Siamo davanti ad uno dei nostri più grandi interrogativi. Noi umani abbiamo una sola vita, non abbiamo la possibilità di vedere «Cosa sarebbe successo se...?», è solo un privilegio narrativo. Le quattro possibilità narrate da Auster sono tutte plausibili, tutte reali. E, conoscendo un po' la vita di Paul Auster, vediamo come questo romanzo attinga a fatti che gli sono accaduti (suo padre morì all'improvviso mentre era a letto con la compagna, proprio come il nonno di uno dei Ferguson morì all'improvviso mentre era a letto con l'amante).
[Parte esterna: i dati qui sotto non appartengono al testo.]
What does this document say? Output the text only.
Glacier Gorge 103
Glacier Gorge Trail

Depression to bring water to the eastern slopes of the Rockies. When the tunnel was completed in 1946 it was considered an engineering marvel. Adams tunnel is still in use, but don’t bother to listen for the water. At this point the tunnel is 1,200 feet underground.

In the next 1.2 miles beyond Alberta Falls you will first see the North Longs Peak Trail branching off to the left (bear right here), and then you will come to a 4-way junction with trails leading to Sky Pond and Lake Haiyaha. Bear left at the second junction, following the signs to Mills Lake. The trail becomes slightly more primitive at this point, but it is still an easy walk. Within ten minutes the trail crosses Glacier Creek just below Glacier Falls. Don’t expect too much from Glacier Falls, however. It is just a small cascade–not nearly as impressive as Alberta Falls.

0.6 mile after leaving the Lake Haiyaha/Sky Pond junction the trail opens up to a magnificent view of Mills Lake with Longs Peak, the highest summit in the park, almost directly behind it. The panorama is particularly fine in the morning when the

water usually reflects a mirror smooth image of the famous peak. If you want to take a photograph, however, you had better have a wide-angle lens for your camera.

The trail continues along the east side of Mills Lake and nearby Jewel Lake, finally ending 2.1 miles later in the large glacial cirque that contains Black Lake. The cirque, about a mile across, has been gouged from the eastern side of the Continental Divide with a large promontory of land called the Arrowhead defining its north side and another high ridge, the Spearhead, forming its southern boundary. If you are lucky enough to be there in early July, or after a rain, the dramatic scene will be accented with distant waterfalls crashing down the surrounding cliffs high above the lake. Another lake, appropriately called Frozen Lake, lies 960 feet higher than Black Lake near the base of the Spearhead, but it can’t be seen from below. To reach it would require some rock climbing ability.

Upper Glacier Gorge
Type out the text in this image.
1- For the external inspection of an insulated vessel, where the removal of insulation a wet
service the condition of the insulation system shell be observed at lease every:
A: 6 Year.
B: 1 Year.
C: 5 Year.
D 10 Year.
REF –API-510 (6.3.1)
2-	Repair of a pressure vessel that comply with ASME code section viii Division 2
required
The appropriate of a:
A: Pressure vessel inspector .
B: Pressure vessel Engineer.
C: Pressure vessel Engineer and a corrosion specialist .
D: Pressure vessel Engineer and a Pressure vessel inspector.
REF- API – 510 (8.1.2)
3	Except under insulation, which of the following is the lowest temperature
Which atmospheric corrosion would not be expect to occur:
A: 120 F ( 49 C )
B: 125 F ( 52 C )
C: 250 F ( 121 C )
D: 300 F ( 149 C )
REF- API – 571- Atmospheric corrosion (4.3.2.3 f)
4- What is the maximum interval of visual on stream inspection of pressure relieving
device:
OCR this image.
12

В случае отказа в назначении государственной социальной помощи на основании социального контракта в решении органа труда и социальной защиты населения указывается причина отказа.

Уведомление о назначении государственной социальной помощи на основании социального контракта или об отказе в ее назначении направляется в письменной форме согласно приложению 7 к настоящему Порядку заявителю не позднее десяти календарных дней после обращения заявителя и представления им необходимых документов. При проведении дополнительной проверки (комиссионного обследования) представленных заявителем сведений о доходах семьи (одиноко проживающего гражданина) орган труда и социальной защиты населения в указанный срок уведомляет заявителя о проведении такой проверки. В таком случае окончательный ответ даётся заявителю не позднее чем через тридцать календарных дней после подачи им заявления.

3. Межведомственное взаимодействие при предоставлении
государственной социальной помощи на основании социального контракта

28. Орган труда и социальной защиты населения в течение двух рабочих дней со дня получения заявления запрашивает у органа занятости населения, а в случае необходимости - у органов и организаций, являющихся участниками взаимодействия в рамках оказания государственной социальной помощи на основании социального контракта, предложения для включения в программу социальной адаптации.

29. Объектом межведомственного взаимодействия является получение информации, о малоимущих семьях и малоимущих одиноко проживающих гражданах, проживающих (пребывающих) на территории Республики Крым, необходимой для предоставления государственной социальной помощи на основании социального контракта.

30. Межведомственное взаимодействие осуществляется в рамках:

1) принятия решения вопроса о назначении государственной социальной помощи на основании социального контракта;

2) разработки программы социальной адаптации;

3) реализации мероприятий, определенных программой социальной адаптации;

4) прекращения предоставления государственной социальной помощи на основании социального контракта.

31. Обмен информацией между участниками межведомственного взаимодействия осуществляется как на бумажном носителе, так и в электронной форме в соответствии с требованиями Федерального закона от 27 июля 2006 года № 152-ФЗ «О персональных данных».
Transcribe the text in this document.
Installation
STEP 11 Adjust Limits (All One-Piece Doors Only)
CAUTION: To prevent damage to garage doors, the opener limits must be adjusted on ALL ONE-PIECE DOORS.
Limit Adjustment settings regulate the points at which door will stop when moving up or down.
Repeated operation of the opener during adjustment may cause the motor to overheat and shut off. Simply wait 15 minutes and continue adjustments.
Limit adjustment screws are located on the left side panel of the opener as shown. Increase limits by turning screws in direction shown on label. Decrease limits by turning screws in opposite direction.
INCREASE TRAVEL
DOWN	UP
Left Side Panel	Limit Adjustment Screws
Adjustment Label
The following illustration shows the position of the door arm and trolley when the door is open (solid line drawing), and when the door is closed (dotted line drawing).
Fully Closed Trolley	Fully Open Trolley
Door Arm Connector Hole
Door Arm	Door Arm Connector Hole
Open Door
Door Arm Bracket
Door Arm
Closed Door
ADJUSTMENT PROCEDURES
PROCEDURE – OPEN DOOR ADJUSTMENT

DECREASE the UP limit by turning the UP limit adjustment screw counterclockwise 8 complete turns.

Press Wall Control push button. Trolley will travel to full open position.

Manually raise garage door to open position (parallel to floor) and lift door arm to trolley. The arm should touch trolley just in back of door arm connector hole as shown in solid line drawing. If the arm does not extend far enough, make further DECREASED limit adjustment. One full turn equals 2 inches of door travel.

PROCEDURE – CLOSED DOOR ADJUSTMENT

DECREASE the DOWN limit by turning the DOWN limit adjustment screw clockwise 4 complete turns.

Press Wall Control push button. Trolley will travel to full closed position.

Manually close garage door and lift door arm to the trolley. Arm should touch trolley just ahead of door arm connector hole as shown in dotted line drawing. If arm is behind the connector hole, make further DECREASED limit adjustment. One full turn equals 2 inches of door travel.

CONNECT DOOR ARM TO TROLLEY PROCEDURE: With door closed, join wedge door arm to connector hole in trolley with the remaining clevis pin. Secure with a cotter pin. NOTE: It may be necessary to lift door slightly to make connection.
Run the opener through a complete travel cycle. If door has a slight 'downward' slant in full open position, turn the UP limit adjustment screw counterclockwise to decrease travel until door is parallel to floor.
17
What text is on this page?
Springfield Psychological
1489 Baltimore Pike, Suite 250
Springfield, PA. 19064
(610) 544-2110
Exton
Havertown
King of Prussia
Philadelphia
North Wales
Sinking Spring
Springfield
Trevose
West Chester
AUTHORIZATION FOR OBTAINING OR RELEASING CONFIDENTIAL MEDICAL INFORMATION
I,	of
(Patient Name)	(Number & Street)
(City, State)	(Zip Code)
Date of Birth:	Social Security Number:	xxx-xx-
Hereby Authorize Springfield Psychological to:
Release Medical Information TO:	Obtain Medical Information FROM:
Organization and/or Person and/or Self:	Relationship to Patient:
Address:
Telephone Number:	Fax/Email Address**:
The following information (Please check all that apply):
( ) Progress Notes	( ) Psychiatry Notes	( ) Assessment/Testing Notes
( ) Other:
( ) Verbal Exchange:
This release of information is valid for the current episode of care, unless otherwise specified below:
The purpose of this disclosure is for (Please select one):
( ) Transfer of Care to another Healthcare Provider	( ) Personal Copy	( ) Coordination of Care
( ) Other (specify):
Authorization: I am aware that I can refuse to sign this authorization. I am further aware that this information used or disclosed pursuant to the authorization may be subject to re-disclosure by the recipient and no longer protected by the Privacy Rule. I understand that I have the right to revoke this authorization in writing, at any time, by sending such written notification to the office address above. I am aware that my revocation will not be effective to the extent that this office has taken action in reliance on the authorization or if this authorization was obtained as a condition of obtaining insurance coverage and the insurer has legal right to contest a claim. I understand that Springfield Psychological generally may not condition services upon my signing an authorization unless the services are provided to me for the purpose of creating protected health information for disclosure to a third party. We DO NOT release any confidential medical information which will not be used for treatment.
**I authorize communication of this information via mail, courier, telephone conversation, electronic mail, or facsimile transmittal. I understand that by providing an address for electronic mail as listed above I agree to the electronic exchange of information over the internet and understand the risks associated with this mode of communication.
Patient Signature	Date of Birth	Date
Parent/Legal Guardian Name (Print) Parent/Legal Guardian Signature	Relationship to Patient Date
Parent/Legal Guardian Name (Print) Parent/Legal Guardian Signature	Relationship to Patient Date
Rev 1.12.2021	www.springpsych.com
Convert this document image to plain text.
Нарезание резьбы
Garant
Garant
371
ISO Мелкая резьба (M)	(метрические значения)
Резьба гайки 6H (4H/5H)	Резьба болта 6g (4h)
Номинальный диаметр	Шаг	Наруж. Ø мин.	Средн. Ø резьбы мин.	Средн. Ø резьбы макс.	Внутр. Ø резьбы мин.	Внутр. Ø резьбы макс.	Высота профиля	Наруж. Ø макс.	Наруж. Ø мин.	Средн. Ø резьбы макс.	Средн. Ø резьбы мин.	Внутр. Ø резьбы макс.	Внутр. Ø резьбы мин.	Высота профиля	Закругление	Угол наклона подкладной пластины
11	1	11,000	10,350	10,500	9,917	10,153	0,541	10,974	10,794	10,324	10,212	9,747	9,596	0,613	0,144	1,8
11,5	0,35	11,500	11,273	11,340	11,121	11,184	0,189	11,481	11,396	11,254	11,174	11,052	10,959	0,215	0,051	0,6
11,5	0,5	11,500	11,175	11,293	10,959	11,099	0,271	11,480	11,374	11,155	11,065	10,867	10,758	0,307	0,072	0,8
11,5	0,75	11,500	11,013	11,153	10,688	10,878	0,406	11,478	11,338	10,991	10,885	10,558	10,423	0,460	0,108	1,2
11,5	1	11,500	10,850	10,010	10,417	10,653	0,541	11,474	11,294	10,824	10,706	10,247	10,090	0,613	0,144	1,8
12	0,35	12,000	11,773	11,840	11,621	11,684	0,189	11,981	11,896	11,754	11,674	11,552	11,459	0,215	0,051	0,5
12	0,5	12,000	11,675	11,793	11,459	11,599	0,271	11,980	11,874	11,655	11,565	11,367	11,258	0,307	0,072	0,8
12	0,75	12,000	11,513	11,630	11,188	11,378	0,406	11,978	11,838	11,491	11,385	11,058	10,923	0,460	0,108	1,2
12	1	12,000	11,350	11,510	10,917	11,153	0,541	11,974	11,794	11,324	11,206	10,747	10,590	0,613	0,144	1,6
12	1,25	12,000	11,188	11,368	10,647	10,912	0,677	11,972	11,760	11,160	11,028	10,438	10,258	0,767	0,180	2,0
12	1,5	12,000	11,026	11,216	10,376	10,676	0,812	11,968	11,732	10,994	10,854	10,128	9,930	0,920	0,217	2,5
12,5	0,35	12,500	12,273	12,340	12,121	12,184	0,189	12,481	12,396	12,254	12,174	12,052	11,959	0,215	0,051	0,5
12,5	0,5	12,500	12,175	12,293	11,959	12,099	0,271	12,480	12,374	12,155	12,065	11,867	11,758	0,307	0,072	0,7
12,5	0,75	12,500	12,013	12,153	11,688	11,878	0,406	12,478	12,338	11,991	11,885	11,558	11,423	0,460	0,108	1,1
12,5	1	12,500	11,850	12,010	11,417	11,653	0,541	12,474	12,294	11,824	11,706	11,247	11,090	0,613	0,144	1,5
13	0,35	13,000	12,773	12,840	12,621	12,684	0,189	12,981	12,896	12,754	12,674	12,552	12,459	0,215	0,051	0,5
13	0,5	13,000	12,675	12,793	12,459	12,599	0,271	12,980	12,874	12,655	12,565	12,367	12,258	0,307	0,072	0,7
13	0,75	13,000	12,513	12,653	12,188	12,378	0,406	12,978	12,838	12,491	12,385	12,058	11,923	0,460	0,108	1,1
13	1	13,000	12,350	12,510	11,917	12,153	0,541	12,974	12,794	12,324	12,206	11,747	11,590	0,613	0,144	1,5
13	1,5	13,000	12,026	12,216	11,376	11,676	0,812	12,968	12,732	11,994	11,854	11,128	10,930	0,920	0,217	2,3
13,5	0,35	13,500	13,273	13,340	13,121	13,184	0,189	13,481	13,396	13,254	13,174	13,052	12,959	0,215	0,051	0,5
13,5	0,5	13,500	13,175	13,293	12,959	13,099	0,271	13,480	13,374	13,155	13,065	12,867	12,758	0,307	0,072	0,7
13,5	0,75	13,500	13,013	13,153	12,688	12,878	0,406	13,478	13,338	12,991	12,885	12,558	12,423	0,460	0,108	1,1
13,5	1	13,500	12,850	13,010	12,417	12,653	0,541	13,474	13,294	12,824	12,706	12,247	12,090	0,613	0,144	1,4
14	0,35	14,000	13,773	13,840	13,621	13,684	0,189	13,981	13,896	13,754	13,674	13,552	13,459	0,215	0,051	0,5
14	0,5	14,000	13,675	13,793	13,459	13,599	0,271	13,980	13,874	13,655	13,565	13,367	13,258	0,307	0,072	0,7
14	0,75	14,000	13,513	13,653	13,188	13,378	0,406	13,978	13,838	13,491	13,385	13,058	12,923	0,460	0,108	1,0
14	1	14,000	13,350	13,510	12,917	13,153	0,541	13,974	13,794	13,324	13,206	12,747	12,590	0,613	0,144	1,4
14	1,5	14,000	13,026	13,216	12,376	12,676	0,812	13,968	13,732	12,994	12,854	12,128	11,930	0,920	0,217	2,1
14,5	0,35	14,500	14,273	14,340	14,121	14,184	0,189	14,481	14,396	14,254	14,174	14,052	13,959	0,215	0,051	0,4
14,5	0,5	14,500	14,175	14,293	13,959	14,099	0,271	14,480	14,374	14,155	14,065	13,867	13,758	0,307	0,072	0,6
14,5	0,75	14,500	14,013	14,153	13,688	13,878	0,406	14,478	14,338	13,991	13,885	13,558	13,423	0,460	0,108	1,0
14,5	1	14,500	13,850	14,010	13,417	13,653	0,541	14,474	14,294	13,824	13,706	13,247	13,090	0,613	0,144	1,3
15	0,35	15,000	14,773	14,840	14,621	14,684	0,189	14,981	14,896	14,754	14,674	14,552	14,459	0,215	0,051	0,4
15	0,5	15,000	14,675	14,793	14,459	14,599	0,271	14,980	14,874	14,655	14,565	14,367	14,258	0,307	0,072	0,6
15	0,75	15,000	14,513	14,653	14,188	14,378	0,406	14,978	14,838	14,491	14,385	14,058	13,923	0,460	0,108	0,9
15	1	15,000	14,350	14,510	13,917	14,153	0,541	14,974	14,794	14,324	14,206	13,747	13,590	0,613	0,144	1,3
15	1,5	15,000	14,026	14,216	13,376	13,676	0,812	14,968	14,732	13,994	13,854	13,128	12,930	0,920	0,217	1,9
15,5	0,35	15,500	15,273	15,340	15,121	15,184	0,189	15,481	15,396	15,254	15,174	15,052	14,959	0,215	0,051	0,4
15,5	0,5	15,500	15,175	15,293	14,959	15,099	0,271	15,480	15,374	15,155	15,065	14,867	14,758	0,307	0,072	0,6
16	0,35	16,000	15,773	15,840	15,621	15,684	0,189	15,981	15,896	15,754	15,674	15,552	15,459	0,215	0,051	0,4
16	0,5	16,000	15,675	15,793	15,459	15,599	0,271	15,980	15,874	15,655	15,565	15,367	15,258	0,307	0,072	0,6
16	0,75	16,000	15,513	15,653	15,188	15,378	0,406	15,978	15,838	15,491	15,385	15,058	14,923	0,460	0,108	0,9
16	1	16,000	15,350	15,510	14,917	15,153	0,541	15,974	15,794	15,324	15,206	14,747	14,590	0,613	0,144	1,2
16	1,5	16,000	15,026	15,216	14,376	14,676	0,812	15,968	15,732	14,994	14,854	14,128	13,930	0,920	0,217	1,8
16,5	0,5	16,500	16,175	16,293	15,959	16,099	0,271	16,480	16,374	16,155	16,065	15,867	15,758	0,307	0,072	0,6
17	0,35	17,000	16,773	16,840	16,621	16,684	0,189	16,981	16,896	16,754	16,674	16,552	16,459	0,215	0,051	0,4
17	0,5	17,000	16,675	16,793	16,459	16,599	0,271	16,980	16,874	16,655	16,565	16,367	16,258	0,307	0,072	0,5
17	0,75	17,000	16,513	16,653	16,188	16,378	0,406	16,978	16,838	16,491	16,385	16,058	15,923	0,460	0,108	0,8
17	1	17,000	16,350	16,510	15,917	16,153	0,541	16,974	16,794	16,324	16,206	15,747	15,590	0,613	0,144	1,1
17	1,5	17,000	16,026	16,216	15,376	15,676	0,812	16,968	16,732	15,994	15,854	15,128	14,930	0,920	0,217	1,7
In questo 4321, Auster romanza la sua fanciullezza ripercorrendo quegli anni in cui ognuno di noi si plasma, prendendo effettivamente la strada che poi sarà la sua vita, in costante evoluzione. 

Lo ha scritto a 66 anni, in tre anni. E dentro ci ha messo di tutto. Sì, perché non è solo un romanzo su questo tizio di nome Archibald Isaac Ferguson, ma è molto di più. È un romanzo che narra per bene il periodo storico degli anni Sessanta degli Stati Uniti. È un romanzo pregno di letteratura e di cinema internazionale. Ferguson viene formato nelle arti, e noi lettori con lui. Inoltre, ed è altrettanto importante, è un potente strumento didattico per chiunque voglia imparare a scrivere. È un manuale di scrittura e chi ama questo mestiere saprà farne tesoro. Tra consigli ed esercizi, Paul Auster ci lascia un vero e proprio gioiello su cui studiare e fare introspezione. 

Non conoscevo Paul Auster, classe 1947 proprio come Archie, prima di accingermi a leggere questo suo ultimo e mastodontico lavoro. Sicuramente recupererò anche il resto della sua bibliografia. E a chi dice che questo libro è inutile e prolisso, rispondo che, per quanto possa essere denso di parole e pregno di fatti, offre anche tantissimi spunti di riflessione e che la scrittura di Auster non risulta per niente pesante, anzi è molto scorrevole e magnetica. 

E come leggere questo libro? Onestamente? Come più vi aggrada. Potete scegliere la linea narrativa del romanzo, cioè iniziare dalla prima pagina e terminare con l'ultima. Oppure dividere la lettura e dedicandovi ad un Ferguson per volta, iniziando dal Ferguson che volete. Non c'è una regola. Io, personalmente, ho scelto la prima: girando la copertina, mi sono immersa nella lettura pagina dopo pagina, Ferguson dopo Ferguson. I primi capitoli mi hanno creato un po' di confusione, ma poi è sempre più semplice seguire la narrazione. Perciò non lasciatevi spaventare dal numero di pagine, non lasciatevi spaventare dal peso del libro e godetevelo, immergendovi in queste quattro storie e vivendole insieme ad Archie e a Paul Auster!

Buona lettura e fatemi sapere cosa ne pensate!